Esto les llevó a ser injustamente destituidos de su cargo a través de procesos disciplinarios irregulares. Su caso llegó a la Corte Interamericana, que declaró que la defensa de la democracia es un derecho, que también les corresponde a los jueces. En otro caso relevante, Urrutia Labreaux vs. Chile, la Corte estableció que las presiones jerárquicas también pueden calificar como presiones externas, y ser violatorias de la independencia judicial. 

La defensa de la independencia judicial también nos corresponde a toda la sociedad. En el momento en el que lo necesitemos, cuando exista un acto de autoridad que viole nuestros derechos humanos, todos queremos que el caso se decida en tribunales, con todas las reglas del debido proceso, pero sobre todo, sin ninguna intimidación a las y los jueces, sin ninguna mañanera que nos condene antes de ser juzgados.

Las amenazas a la independencia judicial de parte del Ejecutivo motivaron incluso al Relator Especial de las Naciones Unidas sobre la Independencia de Magistrados y Abogados, Diego García-Sayán, a pronunciarse al respecto: “El Ejecutivo no debe efectuar intromisiones indebidas o injustificadas en los procesos judiciales, ni debe confrontar las decisiones judiciales de los tribunales”, señaló.

Frente al largo trecho que nos falta por andar, es importante fortalecer al Poder Judicial, no debilitarlo.
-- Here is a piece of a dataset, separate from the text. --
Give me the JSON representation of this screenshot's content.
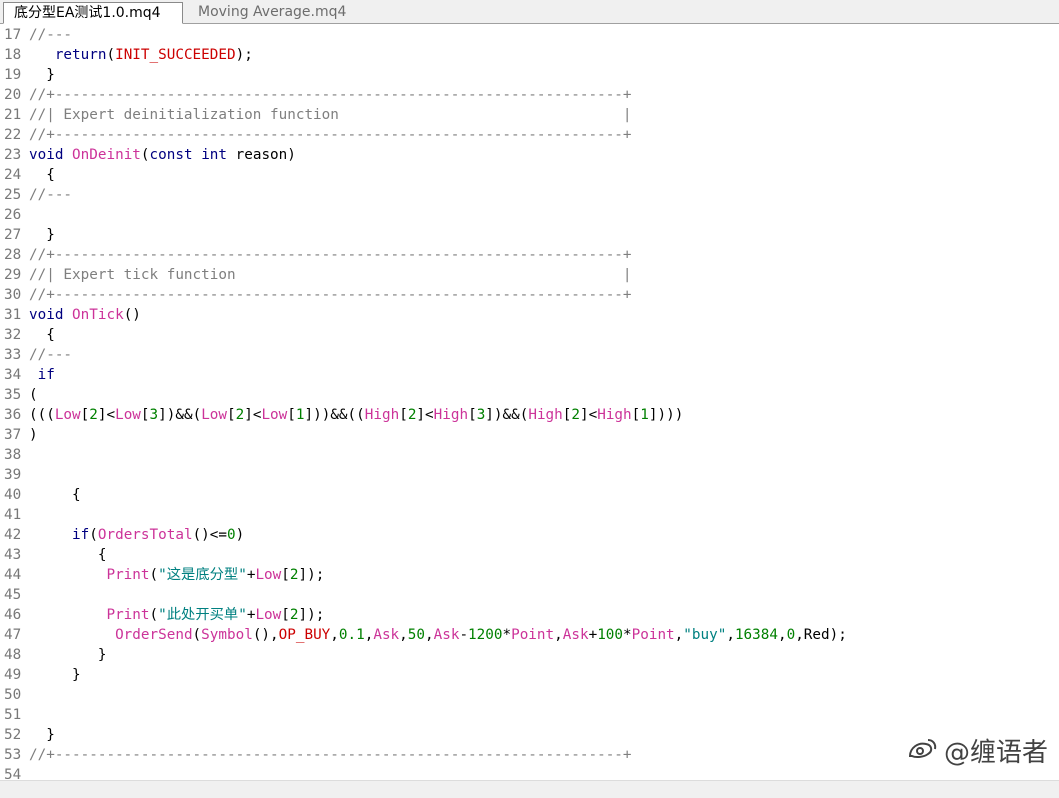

La gran reforma al sistema de justicia, la que debe llegar a todas y todos los ciudadanos de a pie, pero sobre todo a las y los más vulnerables en este país, está todavía pendiente. La independencia de los jueces no es un tema menor. De la posibilidad de que el Poder Judicial resuelva sin interferencias políticas depende, nada más y nada menos, que la defensa de nuestros derechos.